Semblable tableau est également envoyé au magistrat présidant la chambre du tribunal d’arrondissement siégeant en matière commerciale du souscripteur d’un billet à ordre ou de l’accepteur d’une lettre de change, si ce domicile est situé dans le Grand-Duché de Luxembourg dans un ressort judiciaire autre que celui où le paiement doit être effectué. Ces tableaux restent déposés aux greffes respectifs desdits tribunaux ainsi qu’à la Chambre de commerce et la Chambre des métiers où chacun peut en prendre connaissance.

Art. 82.

L’article 13 de la loi modifiée du 19 décembre 2002 concernant le registre de commerce et des sociétés ainsi que la comptabilité et les comptes des entreprises est modifié comme suit :

1.

au point 4) de l’article 13 les mots , d’homologation ou de résolution du concordat obtenu par le failli sont supprimés ;

2.

le point 5) de l’article 13 est supprimé ;

3.

le point 6) de l’article 13 prend la teneur suivante : 6) les arrêts portant réhabilitation du failli, accordant un effacement de dettes, déchargeant une personne physique qui s’est constituée sûreté personnelle du failli à titre gratuit, ou prononçant un sursis de paiement ou la révocation de ce dernier ; ;

4.

le point 7) de l’article 13 prend la teneur suivante : 7) les décisions judiciaires concernant la procédure de réorganisation judiciaire ;.

Art. 83.

L’article 7, alinéa 2, de la loi du 23 juillet 1991 ayant pour objet de réglementer les activités de sous-traitance est modifié comme suit :

Le paiement est obligatoire même si l’entrepreneur principal est en état de faillite ou fait l’objet d’une procédure de réorganisation judiciaire.

Art. 84.

À l’article 1er, point 11° de la loi modifiée du 5 août 2005 sur les contrats de garantie financière, les mots par un concordat sont remplacés par les mots par un accord collectif en application de la loi du 7 août 2023 relative à la préservation des entreprises et portant modernisation du droit de la faillite.

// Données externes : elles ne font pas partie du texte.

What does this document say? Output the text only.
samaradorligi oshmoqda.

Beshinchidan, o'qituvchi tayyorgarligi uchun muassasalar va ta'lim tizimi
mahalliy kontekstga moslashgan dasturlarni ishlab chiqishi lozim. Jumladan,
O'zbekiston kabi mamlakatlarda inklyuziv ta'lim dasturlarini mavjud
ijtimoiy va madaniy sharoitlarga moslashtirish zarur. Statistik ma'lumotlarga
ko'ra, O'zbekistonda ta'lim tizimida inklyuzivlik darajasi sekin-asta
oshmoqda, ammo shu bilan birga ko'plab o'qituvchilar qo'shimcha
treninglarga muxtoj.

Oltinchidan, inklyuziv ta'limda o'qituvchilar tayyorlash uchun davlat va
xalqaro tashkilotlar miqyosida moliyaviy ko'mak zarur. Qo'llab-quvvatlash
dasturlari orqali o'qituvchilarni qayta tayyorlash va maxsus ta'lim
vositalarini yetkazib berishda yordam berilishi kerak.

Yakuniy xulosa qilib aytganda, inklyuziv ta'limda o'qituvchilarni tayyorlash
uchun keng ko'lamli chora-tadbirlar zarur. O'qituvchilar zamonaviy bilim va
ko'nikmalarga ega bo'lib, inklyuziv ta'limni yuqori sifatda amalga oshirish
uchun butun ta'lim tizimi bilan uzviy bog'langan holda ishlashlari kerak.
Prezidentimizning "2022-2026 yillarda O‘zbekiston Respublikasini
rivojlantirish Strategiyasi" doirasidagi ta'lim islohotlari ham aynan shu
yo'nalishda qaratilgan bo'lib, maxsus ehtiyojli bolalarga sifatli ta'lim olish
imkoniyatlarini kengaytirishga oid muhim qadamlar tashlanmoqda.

TITRE 4 Dispositions abrogatoires et transitoires

Art. 85.

La loi du 14 avril 1886 concernant le concordat préventif de la faillite et l’arrêté grand-ducal du 24 mai 1935 complétant la législation relative aux sursis de paiement, au concordat préventif de la faillite et à la faillite par l’institution du régime de la gestion contrôlée sont abrogés, tout en restant applicables aux procédures en cours.

Art. 86.

Toute référence à la présente loi peut se faire sous l’intitulé abrégé « Loi du 7 août 2023 relative à la préservation des entreprises et portant modernisation du droit de la faillite ».

Art. 87.

La présente loi entre en vigueur le premier jour du troisième mois qui suit sa publication au Journal officiel du Grand-Duché de Luxembourg.

Mandons et ordonnons que la présente loi soit insérée au Journal officiel du Grand-Duché de Luxembourg pour être exécutée et observée par tous ceux que la chose concerne.